Lucio Dalla: 10 anni fa ci lasciava un artista straordinario

L’1 marzo 2012 ci lasciava un genio della musica italiana. Il nostro ricordo e l’appuntamento agli studi Fonoprint per il 4 marzo, giorno del suo compleanno
Lucio Dalla
Lucio Dalla presso lo studio di registrazione del Castello di Carimate (foto di Renzo Chiesa)

Lucio Dalla è stato uno straordinario virtuoso del clarinetto. Memorabile la sua improvvisazione il giorno prima della scomparsa sul palco di Montreux, in Svizzera, dove l’artista volle tributare un omaggio ai maestri del jazz che in quella città si erano esibiti nelle tante edizioni del Montreux Jazz Festival.


Ha scritto partiture classiche. Ha anche diretto opere liriche in sedi prestigiose, come il Teatro Comunale di Bologna. Inoltre, ha affidato la sua voce nelle mani delicate e non convenzionali di un grande poeta come Roberto Roversi.

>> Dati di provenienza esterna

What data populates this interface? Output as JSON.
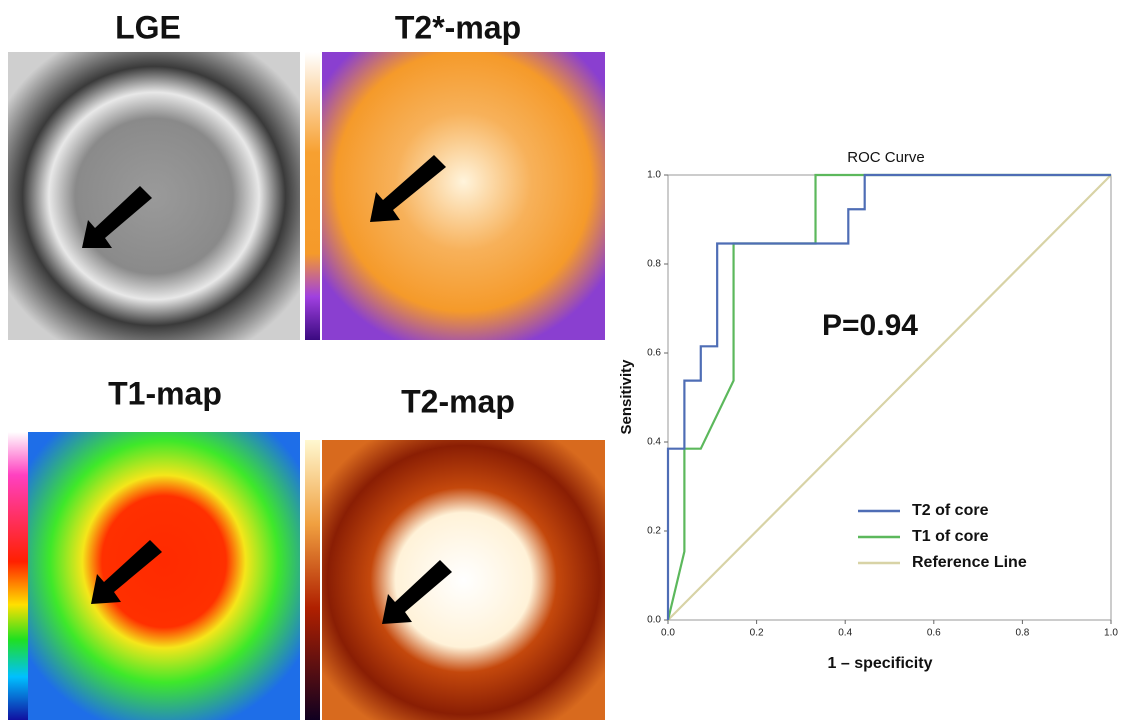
{
  "images": [
    {
      "label": "LGE"
    },
    {
      "label": "T2*-map"
    },
    {
      "label": "T1-map"
    },
    {
      "label": "T2-map"
    }
  ],
  "chart_data": {
    "type": "line",
    "title": "ROC Curve",
    "x_label": "1 – specificity",
    "y_label": "Sensitivity",
    "annotations": [
      "P=0.94"
    ],
    "xlim": [
      0,
      1
    ],
    "ylim": [
      0,
      1
    ],
    "xticks": [
      {
        "value": 0,
        "label": "0.0"
      },
      0.2,
      0.4,
      0.6,
      0.8,
      {
        "value": 1,
        "label": "1.0"
      }
    ],
    "yticks": [
      {
        "value": 0,
        "label": "0.0"
      },
      0.2,
      0.4,
      0.6,
      0.8,
      {
        "value": 1,
        "label": "1.0"
      }
    ],
    "grid": false,
    "legend": "lower right",
    "series": [
      {
        "name": "T2 of core",
        "color": "#4e6db5",
        "x": [
          0,
          0,
          0.037,
          0.037,
          0.074,
          0.074,
          0.111,
          0.111,
          0.407,
          0.407,
          0.444,
          0.444,
          1
        ],
        "values": [
          0,
          0.385,
          0.385,
          0.538,
          0.538,
          0.615,
          0.615,
          0.846,
          0.846,
          0.923,
          0.923,
          1,
          1
        ]
      },
      {
        "name": "T1 of core",
        "color": "#5cb85c",
        "x": [
          0,
          0.037,
          0.037,
          0.074,
          0.148,
          0.148,
          0.333,
          0.333,
          1
        ],
        "values": [
          0,
          0.154,
          0.385,
          0.385,
          0.538,
          0.846,
          0.846,
          1,
          1
        ]
      },
      {
        "name": "Reference Line",
        "color": "#d8d3a6",
        "x": [
          0,
          1
        ],
        "values": [
          0,
          1
        ]
      }
    ]
  }
}
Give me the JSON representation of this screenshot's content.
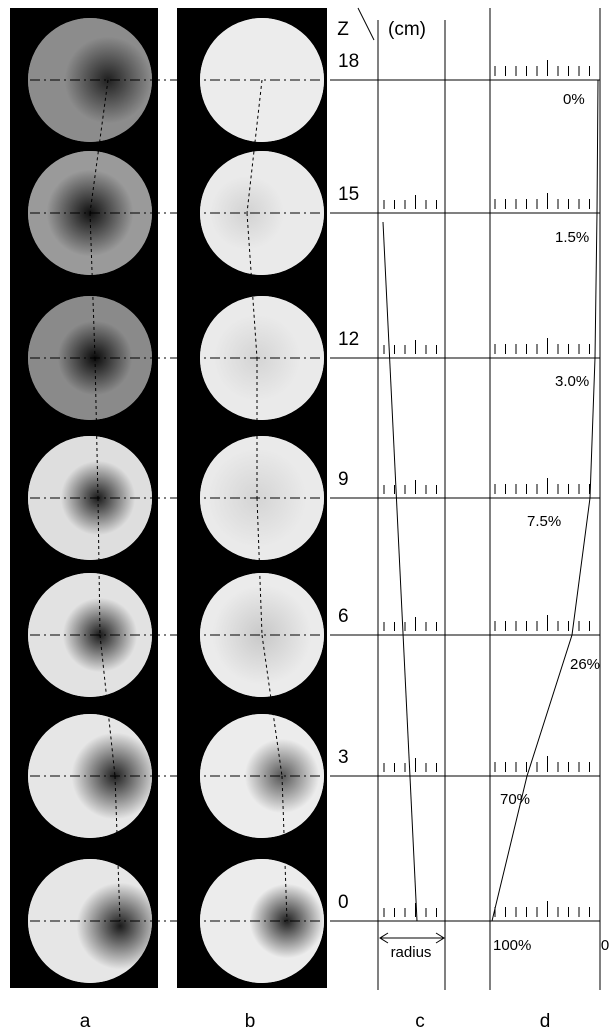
{
  "header": {
    "z_label": "Z",
    "unit": "(cm)"
  },
  "levels": [
    {
      "z": "18",
      "fraction": "0%"
    },
    {
      "z": "15",
      "fraction": "1.5%"
    },
    {
      "z": "12",
      "fraction": "3.0%"
    },
    {
      "z": "9",
      "fraction": "7.5%"
    },
    {
      "z": "6",
      "fraction": "26%"
    },
    {
      "z": "3",
      "fraction": "70%"
    },
    {
      "z": "0",
      "fraction": null
    }
  ],
  "axis_c": {
    "label": "radius"
  },
  "axis_d": {
    "left": "100%",
    "right": "0"
  },
  "panels": [
    "a",
    "b",
    "c",
    "d"
  ]
}
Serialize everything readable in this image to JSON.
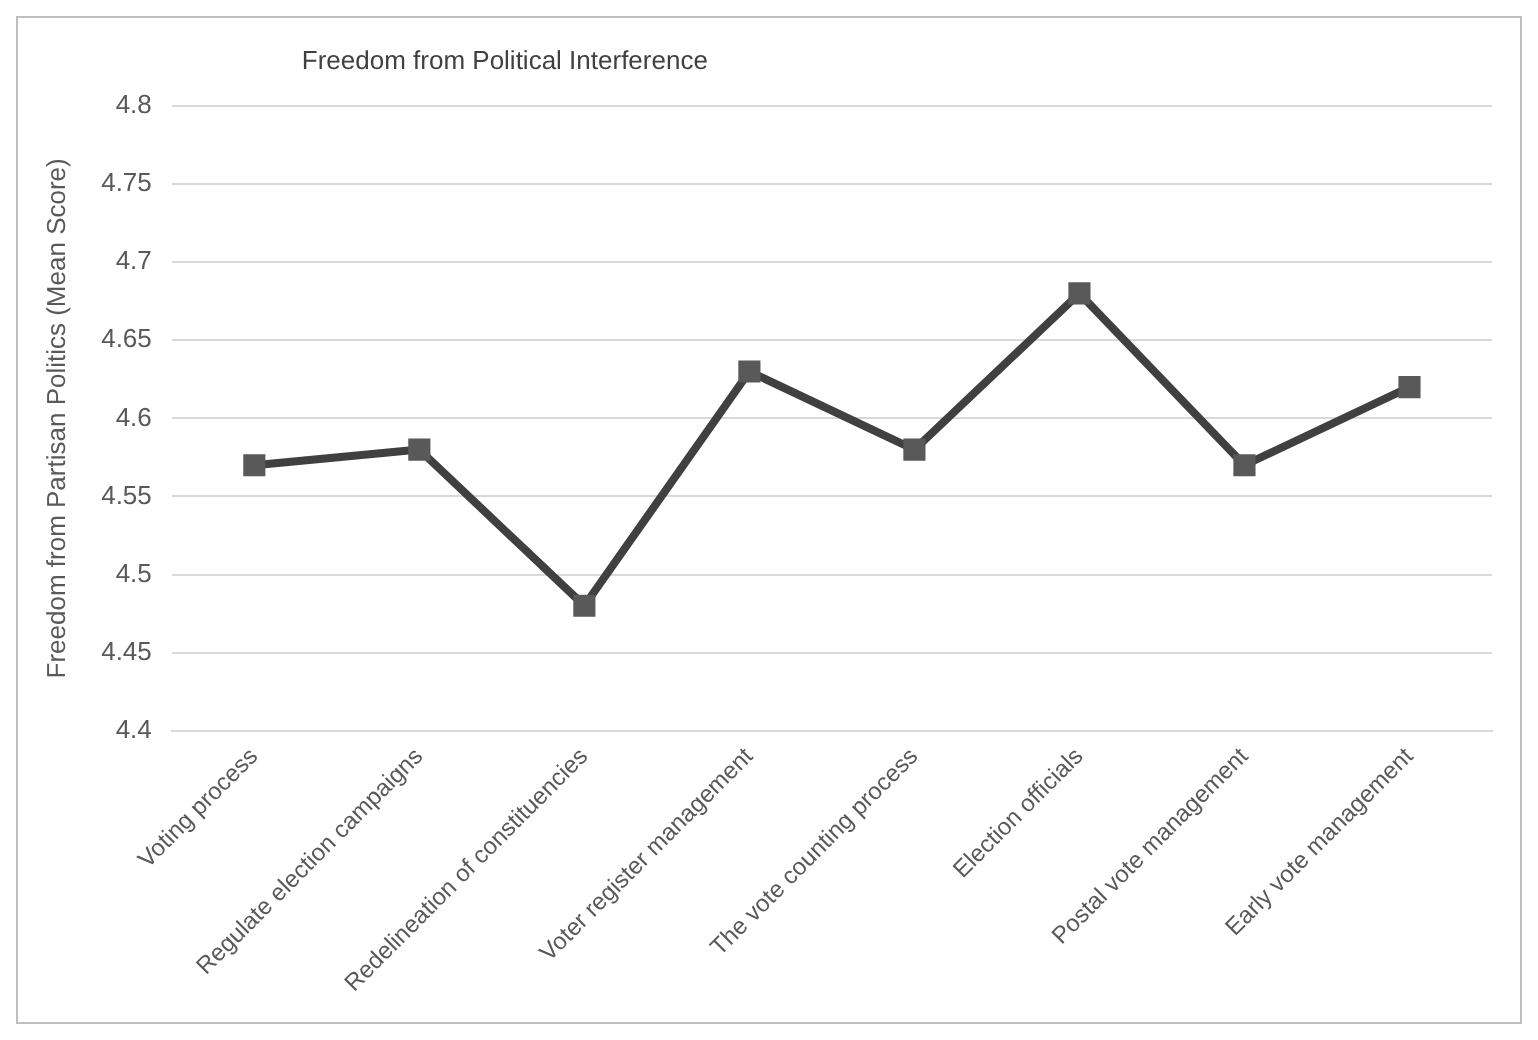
{
  "chart_data": {
    "type": "line",
    "title": "Freedom from Political Interference",
    "ylabel": "Freedom from Partisan Politics (Mean Score)",
    "categories": [
      "Voting process",
      "Regulate election campaigns",
      "Redelineation of constituencies",
      "Voter register management",
      "The vote counting process",
      "Election officials",
      "Postal vote management",
      "Early vote management"
    ],
    "series": [
      {
        "color": "#404040",
        "values": [
          4.57,
          4.58,
          4.48,
          4.63,
          4.58,
          4.68,
          4.57,
          4.62
        ]
      }
    ],
    "ylim": [
      4.4,
      4.8
    ],
    "yticks": [
      4.4,
      4.45,
      4.5,
      4.55,
      4.6,
      4.65,
      4.7,
      4.75,
      4.8
    ],
    "grid": "y",
    "legend": false,
    "marker": "square",
    "line_style": "solid"
  }
}
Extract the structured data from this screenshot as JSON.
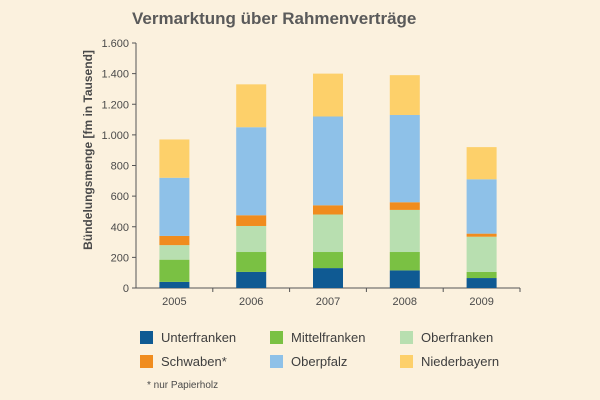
{
  "chart_data": {
    "type": "bar",
    "stacked": true,
    "title": "Vermarktung über Rahmenverträge",
    "ylabel": "Bündelungsmenge   [fm in Tausend]",
    "xlabel": "",
    "categories": [
      "2005",
      "2006",
      "2007",
      "2008",
      "2009"
    ],
    "ylim": [
      0,
      1600
    ],
    "yticks": [
      0,
      200,
      400,
      600,
      800,
      1000,
      1200,
      1400,
      1600
    ],
    "ytick_labels": [
      "0",
      "200",
      "400",
      "600",
      "800",
      "1.000",
      "1.200",
      "1.400",
      "1.600"
    ],
    "grid": false,
    "legend_position": "bottom",
    "series": [
      {
        "name": "Unterfranken",
        "color": "#0f5a93",
        "values": [
          40,
          105,
          130,
          115,
          65
        ]
      },
      {
        "name": "Mittelfranken",
        "color": "#7ac143",
        "values": [
          145,
          130,
          105,
          120,
          40
        ]
      },
      {
        "name": "Oberfranken",
        "color": "#b8dfb0",
        "values": [
          95,
          170,
          245,
          275,
          230
        ]
      },
      {
        "name": "Schwaben",
        "color": "#f08c1e",
        "values": [
          60,
          70,
          60,
          50,
          20
        ]
      },
      {
        "name": "Oberpfalz",
        "color": "#8ec1e8",
        "values": [
          380,
          575,
          580,
          570,
          355
        ]
      },
      {
        "name": "Niederbayern",
        "color": "#fdd06a",
        "values": [
          250,
          280,
          280,
          260,
          210
        ]
      }
    ],
    "legend_labels": [
      "Unterfranken",
      "Mittelfranken",
      "Oberfranken",
      "Schwaben*",
      "Oberpfalz",
      "Niederbayern"
    ],
    "footnote": "*  nur Papierholz"
  }
}
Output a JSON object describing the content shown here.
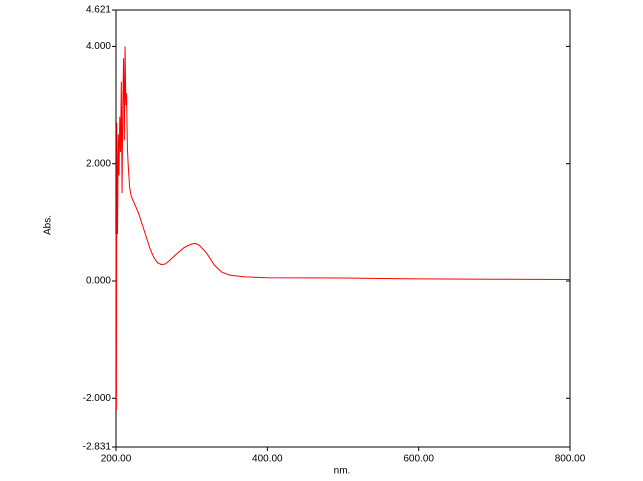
{
  "chart_data": {
    "type": "line",
    "x_label": "nm.",
    "y_label": "Abs.",
    "x": [
      200,
      200.5,
      201,
      202,
      203,
      204,
      205,
      206,
      207,
      208,
      209,
      210,
      211,
      212,
      213,
      214,
      215,
      216,
      218,
      220,
      225,
      230,
      235,
      240,
      245,
      250,
      255,
      260,
      265,
      270,
      280,
      290,
      300,
      305,
      310,
      320,
      330,
      340,
      350,
      370,
      400,
      500,
      600,
      700,
      800
    ],
    "series": [
      {
        "name": "Abs.",
        "color": "#ff0000",
        "values": [
          0.8,
          -2.2,
          2.7,
          0.8,
          2.5,
          1.8,
          2.8,
          2.2,
          3.4,
          1.5,
          3.0,
          3.8,
          2.4,
          4.0,
          3.0,
          3.2,
          2.3,
          2.0,
          1.6,
          1.45,
          1.3,
          1.15,
          0.95,
          0.75,
          0.55,
          0.4,
          0.31,
          0.28,
          0.29,
          0.34,
          0.46,
          0.57,
          0.63,
          0.64,
          0.61,
          0.47,
          0.27,
          0.15,
          0.1,
          0.07,
          0.055,
          0.05,
          0.035,
          0.03,
          0.025
        ]
      }
    ],
    "xlim": [
      200,
      800
    ],
    "xticks": [
      {
        "value": 200,
        "label": "200.00"
      },
      {
        "value": 400,
        "label": "400.00"
      },
      {
        "value": 600,
        "label": "600.00"
      },
      {
        "value": 800,
        "label": "800.00"
      }
    ],
    "ylim": [
      -2.831,
      4.621
    ],
    "yticks": [
      {
        "value": -2.831,
        "label": "-2.831"
      },
      {
        "value": -2,
        "label": "-2.000"
      },
      {
        "value": 0,
        "label": "0.000"
      },
      {
        "value": 2,
        "label": "2.000"
      },
      {
        "value": 4,
        "label": "4.000"
      },
      {
        "value": 4.621,
        "label": "4.621"
      }
    ],
    "grid": false
  }
}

Lucio Dalla, del quale oggi ricorre il decimo anniversario della scomparsa, avvenuta l’1 marzo 2012 in Svizzera, mentre si imbarcava in un tour ‘tutto esaurito’ in Europa, che avrebbe dovuto concludersi all’Olympia di Parigi, ha trasformato la vita di ogni giorno in opera d’arte, ha fatto della quotidianità un racconto nel quale il particolare diventava universale. Evocando racconti, da Anna e Marco a La sera dei miracoli, per citare alcuni tra i più noti, che sono tableaux vivants, frammenti di cinema dei quali ogni volta che li ascoltiamo ci sentiamo protagonisti.

Lucio Dalla, l’appuntamento il 4 marzo agli studi Fonoprint

Per ricordarlo, fuori dalla consuetudine delle commemorazioni ufficiali, gli studi di registrazione Fonoprint, la sua “casa” artistica bolognese, della quale per molti anni è stato anche socio, organizzano il 4 marzo, il giorno della sua nascita (nel 1943) una serie di appuntamenti con il titolo di Lucio visto da vicino.

Questi appuntamenti mettono insieme, dalle 15, amici e stretti collaboratori che lo hanno accompagnato nella sua lunga esperienza umana e artistica. Dal suo produttore e curatore dei tour Bruno Sconocchia (alle 15) a Tobia Righi, il suo primo manager e amico di sempre. A seguire, Mauro Malavasi, che ne seguiva le produzione musicale (alle 16.30). Ci sarà poi Giovanni Pezzoli, batterista e fondato degli Stadio che ha suonato in album come Automobili e Come è profondo il mare. Infine, Maurizio Biancani, l’ingegnere del suono al fianco di Lucio Dalla sin dagli esordi.